Selain PKI, “agaknya tidak ada partai lain yang sanggup menggaji begitu besar para pegawai pentingnya di tingkat rendahan,” tulis Compton dalam surat-suratnya yang diterbitkan Kemelut Demokrasi Liberal.
Compton, peneliti politik Amerika yang pada 1955 menyaksikan jalannya pemilihan umum di Indonesia. Menurutnya, PKI menjadi salah satu kekuatan anyar yang gencar melancarkan propaganda dengan cara-cara populis. Partai ini juga mendayagunakan kadernya secara optimal untuk menggaet pemilih.

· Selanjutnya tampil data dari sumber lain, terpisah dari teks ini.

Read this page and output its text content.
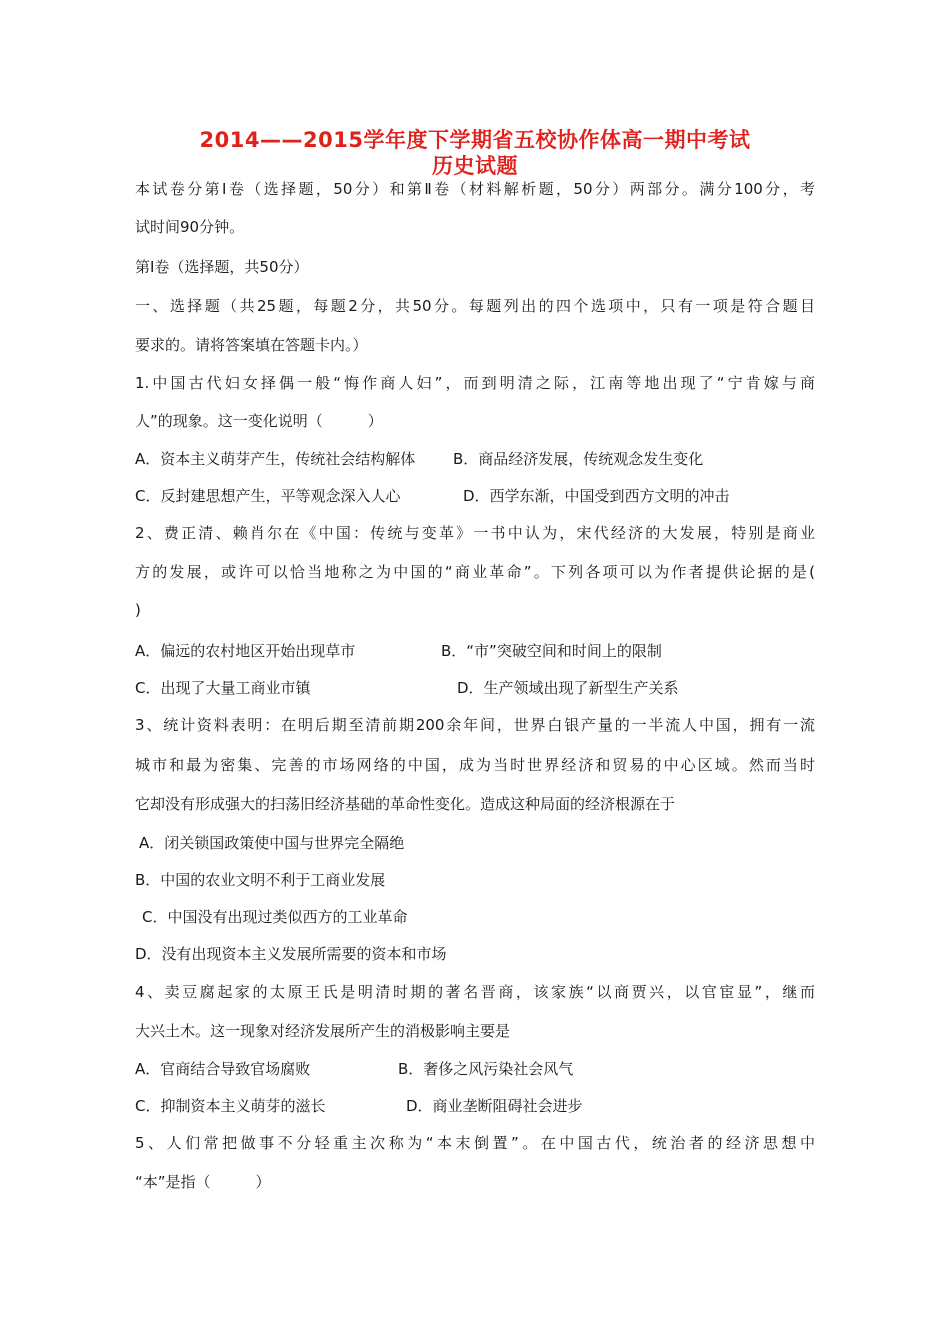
2014——2015学年度下学期省五校协作体高一期中考试
历史试题
本试卷分第Ⅰ卷（选择题，50分）和第Ⅱ卷（材料解析题，50分）两部分。满分100分，考
试时间90分钟。
第Ⅰ卷（选择题，共50分）
一、选择题（共25题，每题2分，共50分。每题列出的四个选项中，只有一项是符合题目
要求的。请将答案填在答题卡内。）
1.中国古代妇女择偶一般“悔作商人妇”，而到明清之际，江南等地出现了“宁肯嫁与商
人”的现象。这一变化说明（　　　）
A．资本主义萌芽产生，传统社会结构解体	B．商品经济发展，传统观念发生变化
C．反封建思想产生，平等观念深入人心	D．西学东渐，中国受到西方文明的冲击
2、费正清、赖肖尔在《中国：传统与变革》一书中认为，宋代经济的大发展，特别是商业
方的发展，或许可以恰当地称之为中国的“商业革命”。下列各项可以为作者提供论据的是(
)
A．偏远的农村地区开始出现草市	B．“市”突破空间和时间上的限制
C．出现了大量工商业市镇	D．生产领域出现了新型生产关系
3、统计资料表明：在明后期至清前期200余年间，世界白银产量的一半流人中国，拥有一流
城市和最为密集、完善的市场网络的中国，成为当时世界经济和贸易的中心区域。然而当时
它却没有形成强大的扫荡旧经济基础的革命性变化。造成这种局面的经济根源在于
A．闭关锁国政策使中国与世界完全隔绝
B．中国的农业文明不利于工商业发展
C．中国没有出现过类似西方的工业革命
D．没有出现资本主义发展所需要的资本和市场
4、卖豆腐起家的太原王氏是明清时期的著名晋商，该家族“以商贾兴，以官宦显”，继而
大兴土木。这一现象对经济发展所产生的消极影响主要是
A．官商结合导致官场腐败	B．奢侈之风污染社会风气
C．抑制资本主义萌芽的滋长	D．商业垄断阻碍社会进步
5、人们常把做事不分轻重主次称为“本末倒置”。在中国古代，统治者的经济思想中
“本”是指（　　　）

“PKI telah mencurahkan biaya besar dalam kampanye yang penuh rayuan dan gertakan ini. Dari semua penampilannya, kelihatan bahwa ia merupakan partai terkaya di Jawa Timur. Mungkin juga yang paling sukses,” tulis Compton.
Memasuki tahun 1960, hasil kerja keras dituai. Hampir di tiap penjuru negeri, panji Palu Arit berkibar. Pimpinan PKI, D.N Aidit mengklaim massa PKI di seluruh Indonesia telah mencapai 1,5 juta anggota. Di sejumlah daerah tingkat II (Cirebon di Jawa Barat, Surabaya di Jawa Timur, Surakarta, Magelang, Salatiga, dan Boyolali di Jawa Tengah), kader PKI menduduki kursi bupati atau walikota.
PKI semakin di atas angin ketika kepercayaan rakyat di daerah runtuh terhadap Masjumi dan PSI akibat keterlibatan dalam PRRI-Permesta. PKI semakin jumawa.
“Bagi rakyat daerah, PKI adalah partai konkret. Tidak umbar janji-janji palsu dan tidak ada dominasi individu,” ujar Arbi Sanit, sosiolog Universitas Indonesia. Itulah, kata Arbi, yang menyebabkan jumlah anggota PKI membludak.